Daniel Garza Usabiaga, que ha contribuido bastante a la comprensión del arte cinético mexicano, le dedica un ensayo precisamente a las relaciones de Silva con esa corriente. Haciendo una contextualización bastante rigurosa, Garza recorre críticamente las etapas del recorrido de Silva. Es obligatorio preguntarse si el artista mexicano pudo haber incurrido en alguna forma de ortodoxia con relación a esa corriente, pero no parece que haya sido así. Este examen da pie a interrogantes que no son menores. Durante más de una década, varios artistas mexicanos se obsesionaron con distintos métodos matemáticos, tecnológicos y científicos para encauzar su producción. Esto coincide con distintas tendencias mundiales, pero haría falta analizar los motivos de esta deriva matemática en la cultura mexicana.
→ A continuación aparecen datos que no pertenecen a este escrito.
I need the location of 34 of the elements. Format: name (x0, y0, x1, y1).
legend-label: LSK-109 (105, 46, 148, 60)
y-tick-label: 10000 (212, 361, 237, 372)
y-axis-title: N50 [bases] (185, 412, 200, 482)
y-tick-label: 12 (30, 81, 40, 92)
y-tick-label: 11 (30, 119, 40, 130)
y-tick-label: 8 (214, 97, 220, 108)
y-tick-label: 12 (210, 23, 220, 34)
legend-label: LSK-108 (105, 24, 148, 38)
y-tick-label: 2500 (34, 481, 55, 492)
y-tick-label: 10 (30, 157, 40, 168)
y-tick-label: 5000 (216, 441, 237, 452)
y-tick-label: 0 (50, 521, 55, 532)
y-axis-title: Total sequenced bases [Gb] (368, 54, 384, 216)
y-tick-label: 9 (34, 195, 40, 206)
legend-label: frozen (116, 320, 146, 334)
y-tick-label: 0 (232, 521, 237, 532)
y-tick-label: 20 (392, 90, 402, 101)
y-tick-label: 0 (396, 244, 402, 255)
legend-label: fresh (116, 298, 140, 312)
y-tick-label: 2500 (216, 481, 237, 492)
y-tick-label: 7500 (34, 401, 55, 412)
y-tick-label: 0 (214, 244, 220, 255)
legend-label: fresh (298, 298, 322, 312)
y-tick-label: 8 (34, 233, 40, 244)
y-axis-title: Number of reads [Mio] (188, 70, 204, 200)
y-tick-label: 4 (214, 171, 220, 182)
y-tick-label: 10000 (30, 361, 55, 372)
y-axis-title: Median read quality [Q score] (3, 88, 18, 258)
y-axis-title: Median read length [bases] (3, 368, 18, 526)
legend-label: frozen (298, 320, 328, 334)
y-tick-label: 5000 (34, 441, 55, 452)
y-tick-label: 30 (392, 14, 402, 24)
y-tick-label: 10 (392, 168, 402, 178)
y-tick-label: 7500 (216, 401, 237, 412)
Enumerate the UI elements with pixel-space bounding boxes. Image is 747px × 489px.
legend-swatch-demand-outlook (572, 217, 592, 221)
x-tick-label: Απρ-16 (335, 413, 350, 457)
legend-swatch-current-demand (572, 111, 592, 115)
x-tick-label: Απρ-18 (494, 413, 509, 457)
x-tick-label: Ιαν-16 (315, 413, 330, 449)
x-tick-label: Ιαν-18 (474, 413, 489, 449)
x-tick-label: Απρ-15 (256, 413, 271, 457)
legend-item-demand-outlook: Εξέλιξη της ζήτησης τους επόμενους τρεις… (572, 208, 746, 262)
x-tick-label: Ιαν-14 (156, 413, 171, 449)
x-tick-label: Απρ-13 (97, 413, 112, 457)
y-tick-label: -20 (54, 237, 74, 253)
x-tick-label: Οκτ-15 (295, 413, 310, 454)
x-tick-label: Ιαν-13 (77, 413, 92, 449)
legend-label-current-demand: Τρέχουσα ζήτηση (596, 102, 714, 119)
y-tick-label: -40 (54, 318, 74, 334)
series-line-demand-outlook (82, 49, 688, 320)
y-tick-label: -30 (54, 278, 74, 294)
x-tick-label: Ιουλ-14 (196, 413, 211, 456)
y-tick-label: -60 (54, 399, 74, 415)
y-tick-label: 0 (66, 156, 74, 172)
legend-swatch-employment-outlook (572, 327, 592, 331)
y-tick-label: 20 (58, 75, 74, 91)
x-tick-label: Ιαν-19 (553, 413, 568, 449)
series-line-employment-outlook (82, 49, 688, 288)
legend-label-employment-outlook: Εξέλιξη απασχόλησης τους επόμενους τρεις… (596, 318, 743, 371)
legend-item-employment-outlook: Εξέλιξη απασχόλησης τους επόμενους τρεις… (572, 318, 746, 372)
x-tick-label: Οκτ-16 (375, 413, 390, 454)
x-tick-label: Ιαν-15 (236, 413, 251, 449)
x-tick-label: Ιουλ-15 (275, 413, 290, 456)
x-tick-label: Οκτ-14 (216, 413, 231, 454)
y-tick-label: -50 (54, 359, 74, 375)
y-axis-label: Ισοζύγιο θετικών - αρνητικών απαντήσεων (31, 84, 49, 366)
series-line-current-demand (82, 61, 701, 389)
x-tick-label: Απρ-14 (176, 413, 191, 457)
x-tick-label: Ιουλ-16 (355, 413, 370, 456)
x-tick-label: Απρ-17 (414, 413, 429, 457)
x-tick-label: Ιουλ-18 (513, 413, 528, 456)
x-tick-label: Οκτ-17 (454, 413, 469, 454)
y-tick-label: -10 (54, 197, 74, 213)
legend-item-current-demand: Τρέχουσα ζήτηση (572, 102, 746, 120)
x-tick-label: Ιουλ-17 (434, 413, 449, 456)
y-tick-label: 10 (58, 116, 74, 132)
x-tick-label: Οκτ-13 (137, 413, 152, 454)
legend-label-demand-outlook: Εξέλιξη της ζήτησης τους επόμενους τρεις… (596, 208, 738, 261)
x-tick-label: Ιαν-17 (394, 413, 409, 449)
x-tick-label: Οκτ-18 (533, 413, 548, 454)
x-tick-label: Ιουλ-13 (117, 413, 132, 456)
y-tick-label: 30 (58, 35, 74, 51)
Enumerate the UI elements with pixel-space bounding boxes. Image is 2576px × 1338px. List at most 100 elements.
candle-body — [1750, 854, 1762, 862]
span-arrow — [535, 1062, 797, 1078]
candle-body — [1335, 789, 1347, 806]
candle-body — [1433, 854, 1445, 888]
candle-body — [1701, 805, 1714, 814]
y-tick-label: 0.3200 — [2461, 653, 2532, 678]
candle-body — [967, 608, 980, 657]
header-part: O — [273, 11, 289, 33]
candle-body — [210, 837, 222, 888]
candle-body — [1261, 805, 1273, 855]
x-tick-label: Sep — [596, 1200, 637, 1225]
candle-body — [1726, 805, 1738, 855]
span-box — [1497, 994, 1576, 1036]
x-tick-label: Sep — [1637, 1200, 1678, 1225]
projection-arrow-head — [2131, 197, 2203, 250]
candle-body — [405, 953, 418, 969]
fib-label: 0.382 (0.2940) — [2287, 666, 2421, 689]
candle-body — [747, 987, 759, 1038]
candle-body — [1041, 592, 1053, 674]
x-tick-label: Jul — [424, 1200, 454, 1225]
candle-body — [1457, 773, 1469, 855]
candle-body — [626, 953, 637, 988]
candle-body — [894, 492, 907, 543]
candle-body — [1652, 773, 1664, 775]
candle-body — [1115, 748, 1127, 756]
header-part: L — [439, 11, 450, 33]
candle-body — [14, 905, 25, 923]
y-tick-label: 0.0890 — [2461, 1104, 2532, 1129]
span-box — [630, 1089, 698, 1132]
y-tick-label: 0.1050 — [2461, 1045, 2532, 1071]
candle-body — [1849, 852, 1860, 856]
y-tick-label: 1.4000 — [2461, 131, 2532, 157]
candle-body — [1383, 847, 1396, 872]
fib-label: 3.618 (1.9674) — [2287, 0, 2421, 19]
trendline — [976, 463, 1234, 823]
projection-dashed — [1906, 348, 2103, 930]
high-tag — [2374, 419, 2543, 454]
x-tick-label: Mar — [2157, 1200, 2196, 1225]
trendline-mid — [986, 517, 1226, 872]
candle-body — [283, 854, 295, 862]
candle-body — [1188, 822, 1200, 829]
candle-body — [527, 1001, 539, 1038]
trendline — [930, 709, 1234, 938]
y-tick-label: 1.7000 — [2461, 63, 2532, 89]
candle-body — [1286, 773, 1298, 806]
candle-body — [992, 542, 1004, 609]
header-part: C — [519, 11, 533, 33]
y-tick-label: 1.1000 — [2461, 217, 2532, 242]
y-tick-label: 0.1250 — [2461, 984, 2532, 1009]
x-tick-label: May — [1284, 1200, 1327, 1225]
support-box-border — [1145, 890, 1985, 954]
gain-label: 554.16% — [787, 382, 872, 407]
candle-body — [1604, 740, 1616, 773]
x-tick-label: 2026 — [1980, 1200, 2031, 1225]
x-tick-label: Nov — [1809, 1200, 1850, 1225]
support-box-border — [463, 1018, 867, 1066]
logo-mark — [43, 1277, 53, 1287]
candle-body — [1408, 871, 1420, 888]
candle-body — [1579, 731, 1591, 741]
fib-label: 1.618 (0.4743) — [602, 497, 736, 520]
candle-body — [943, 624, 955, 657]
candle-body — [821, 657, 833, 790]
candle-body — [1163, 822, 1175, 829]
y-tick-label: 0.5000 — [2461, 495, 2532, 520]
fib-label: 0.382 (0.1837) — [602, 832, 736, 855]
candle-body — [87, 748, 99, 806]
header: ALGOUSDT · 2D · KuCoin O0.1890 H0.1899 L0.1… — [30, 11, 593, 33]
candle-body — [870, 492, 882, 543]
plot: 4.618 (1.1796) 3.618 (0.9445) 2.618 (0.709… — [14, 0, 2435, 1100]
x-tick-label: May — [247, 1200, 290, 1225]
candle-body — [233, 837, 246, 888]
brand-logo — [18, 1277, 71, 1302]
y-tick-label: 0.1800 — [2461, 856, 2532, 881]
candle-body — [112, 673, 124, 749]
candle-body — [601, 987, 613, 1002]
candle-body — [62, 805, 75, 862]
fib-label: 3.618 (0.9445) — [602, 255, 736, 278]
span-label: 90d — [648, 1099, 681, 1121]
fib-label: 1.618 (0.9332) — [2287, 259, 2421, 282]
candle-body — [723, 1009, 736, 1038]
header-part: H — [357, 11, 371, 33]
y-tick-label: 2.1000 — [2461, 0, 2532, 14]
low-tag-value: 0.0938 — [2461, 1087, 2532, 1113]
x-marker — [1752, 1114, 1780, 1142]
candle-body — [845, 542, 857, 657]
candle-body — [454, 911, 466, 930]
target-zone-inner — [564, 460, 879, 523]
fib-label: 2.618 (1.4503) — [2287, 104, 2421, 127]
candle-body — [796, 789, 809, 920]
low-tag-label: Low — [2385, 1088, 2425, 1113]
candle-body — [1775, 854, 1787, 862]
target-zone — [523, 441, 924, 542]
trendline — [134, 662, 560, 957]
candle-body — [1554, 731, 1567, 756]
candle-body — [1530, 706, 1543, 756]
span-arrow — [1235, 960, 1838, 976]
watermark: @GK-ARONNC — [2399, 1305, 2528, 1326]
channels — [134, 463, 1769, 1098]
Sea de esto lo que fuere, Garza señala, singulariza y valora con su análisis obras importantes, como la Fuente solar.

El ensayo de Elva Peniche sobre las relaciones de Silva con el arte ecológico de los años setenta muestra una faceta no muy conocida del artista, que tuvo incidencia en la evolución de las corrientes que buscaban reformular la relación de las artes con la “naturaleza”. Silva organizó en Xalapa un simposio sobre “Arte y ecología” en agosto de 1976 y tres años después fue parte del equipo que llevó a término el Espacio escultórico de Ciudad Universitaria (1979), una de la sobras más relevantes de la escultura mexicana del siglo XX. Puede parecer que los rayos láser y la vegetación del Pedregal sean tendencias antitéticas pero, en todo caso, la misma contradicción habría que plantearla para el resto del equipo que diseñó el Espacio escultórico: Manuel Felguérez, Hersúa, Sebastián, Mathias Goeritz y Helen Escobedo, además del propio Silva.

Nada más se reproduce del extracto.